Cura te ipsum
Прыщи на лице Джеральда высыпали в ознаменование вступления в пубертат, подобно тому, как прорастают грибы на лесной поляне по окончании дождя. Acne vulgaris покрыли его физиономию сплошной воспалённой пеленой, и он растерял последние крохи того, что в ранние годы помогало ему получать такие лестные характеристики, как "милое дитя" и "славный мальчик". Ложь, конечно, тошнотворный агнец на заклании лицемерных тёток, ложь похабная, гнусная и почти сермяжная. Джеральд никогда не был милым, даже в детстве - угрюмой ребёнок, вечно икающий или трясущийся в непонятных судорогах, не всегда способный связать два слова, и уж точно почти всегда не желающий их связывать ради бессмысленного "общения со сверстниками". Подросток-Джеральд был ещё менее симпатичен, чем Джеральд-ребёнок.

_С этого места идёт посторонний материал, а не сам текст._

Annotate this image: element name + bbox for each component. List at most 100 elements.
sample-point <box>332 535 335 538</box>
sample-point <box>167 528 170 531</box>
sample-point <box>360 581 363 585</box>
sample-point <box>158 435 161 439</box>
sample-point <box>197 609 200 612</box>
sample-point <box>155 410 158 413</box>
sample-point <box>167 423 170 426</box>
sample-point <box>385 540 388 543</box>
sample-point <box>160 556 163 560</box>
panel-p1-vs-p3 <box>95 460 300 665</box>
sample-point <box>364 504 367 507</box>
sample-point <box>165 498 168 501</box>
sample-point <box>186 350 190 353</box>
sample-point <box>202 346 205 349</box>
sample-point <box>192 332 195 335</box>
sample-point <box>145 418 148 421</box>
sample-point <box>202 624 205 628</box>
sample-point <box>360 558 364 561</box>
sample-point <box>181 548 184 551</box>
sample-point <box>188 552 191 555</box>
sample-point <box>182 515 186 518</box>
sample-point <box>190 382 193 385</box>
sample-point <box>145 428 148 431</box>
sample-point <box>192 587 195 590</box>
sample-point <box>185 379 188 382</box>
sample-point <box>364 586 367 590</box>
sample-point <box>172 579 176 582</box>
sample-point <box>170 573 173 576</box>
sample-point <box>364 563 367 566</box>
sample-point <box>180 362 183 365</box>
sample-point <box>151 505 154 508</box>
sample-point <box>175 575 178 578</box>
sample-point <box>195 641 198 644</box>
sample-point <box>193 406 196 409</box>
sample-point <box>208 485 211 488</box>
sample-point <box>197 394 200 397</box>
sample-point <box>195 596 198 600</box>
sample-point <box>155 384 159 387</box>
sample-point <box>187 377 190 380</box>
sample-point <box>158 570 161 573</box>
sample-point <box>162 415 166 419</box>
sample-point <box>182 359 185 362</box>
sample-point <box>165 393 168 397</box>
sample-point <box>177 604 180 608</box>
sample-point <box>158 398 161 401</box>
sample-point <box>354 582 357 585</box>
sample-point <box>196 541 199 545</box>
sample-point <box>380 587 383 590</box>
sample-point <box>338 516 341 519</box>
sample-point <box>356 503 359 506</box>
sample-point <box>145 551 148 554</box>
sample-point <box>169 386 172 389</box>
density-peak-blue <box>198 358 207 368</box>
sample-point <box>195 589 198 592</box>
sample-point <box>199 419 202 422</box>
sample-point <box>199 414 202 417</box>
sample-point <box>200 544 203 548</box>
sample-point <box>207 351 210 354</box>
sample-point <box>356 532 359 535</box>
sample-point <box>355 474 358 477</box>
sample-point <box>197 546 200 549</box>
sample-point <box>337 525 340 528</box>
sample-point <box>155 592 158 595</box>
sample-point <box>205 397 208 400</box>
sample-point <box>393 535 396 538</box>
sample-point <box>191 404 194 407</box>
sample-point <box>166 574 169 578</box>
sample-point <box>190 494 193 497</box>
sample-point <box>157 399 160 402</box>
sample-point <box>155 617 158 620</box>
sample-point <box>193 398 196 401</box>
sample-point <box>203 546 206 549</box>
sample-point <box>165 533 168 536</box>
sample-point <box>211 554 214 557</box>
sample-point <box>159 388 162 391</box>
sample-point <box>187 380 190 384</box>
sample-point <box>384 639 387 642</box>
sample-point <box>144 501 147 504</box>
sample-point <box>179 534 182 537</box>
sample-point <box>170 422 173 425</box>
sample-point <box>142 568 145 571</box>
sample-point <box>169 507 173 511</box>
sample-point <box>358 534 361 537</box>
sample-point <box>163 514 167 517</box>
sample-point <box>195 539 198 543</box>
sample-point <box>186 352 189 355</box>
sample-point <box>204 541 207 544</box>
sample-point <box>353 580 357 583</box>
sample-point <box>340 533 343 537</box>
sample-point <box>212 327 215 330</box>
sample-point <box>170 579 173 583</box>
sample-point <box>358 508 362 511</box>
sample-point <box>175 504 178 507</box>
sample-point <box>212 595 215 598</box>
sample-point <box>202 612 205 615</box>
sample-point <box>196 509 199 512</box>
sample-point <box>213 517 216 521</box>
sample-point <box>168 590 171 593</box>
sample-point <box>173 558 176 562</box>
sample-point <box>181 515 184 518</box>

Широко расставленные, миопически вылупленные глаза, длинный и тонкий нос, более уместный на лице какой-нибудь девицы голубых кровей - жертве инцеста в последних трёх поколениях, неожиданно полные губы, всегда красные, всегда покрытые коростой обветренной кожи. Чуть выпирающие зубы - в достаточной степени, чтобы это было заметно окружающим, сальные волосы, торчащие по бокам уши. Идиотская манера сутулиться, шаркающая походка, хриплый, ломающийся голос - а теперь ещё и прыщи! - всё это не делало Джеральда любимцем публики. Он не страдал. Ему нравилось быть одному, искренне нравилось - одиночество не только не тяготило его, но, кажется, было опорным пунктом его существования. Казалось, даже самый мелкий прыщ на его лице стремился к автономии. Возможно, Джеральд уже был государством, полнившимся штатами, областями, регионами, округами и прочими субъектами, и был настолько занят, что нуждался в минимуме внешнеполитического вмешательства - место, куда можно себя приткнуть и дровишки для подпитки пламенеющей голодом утробы.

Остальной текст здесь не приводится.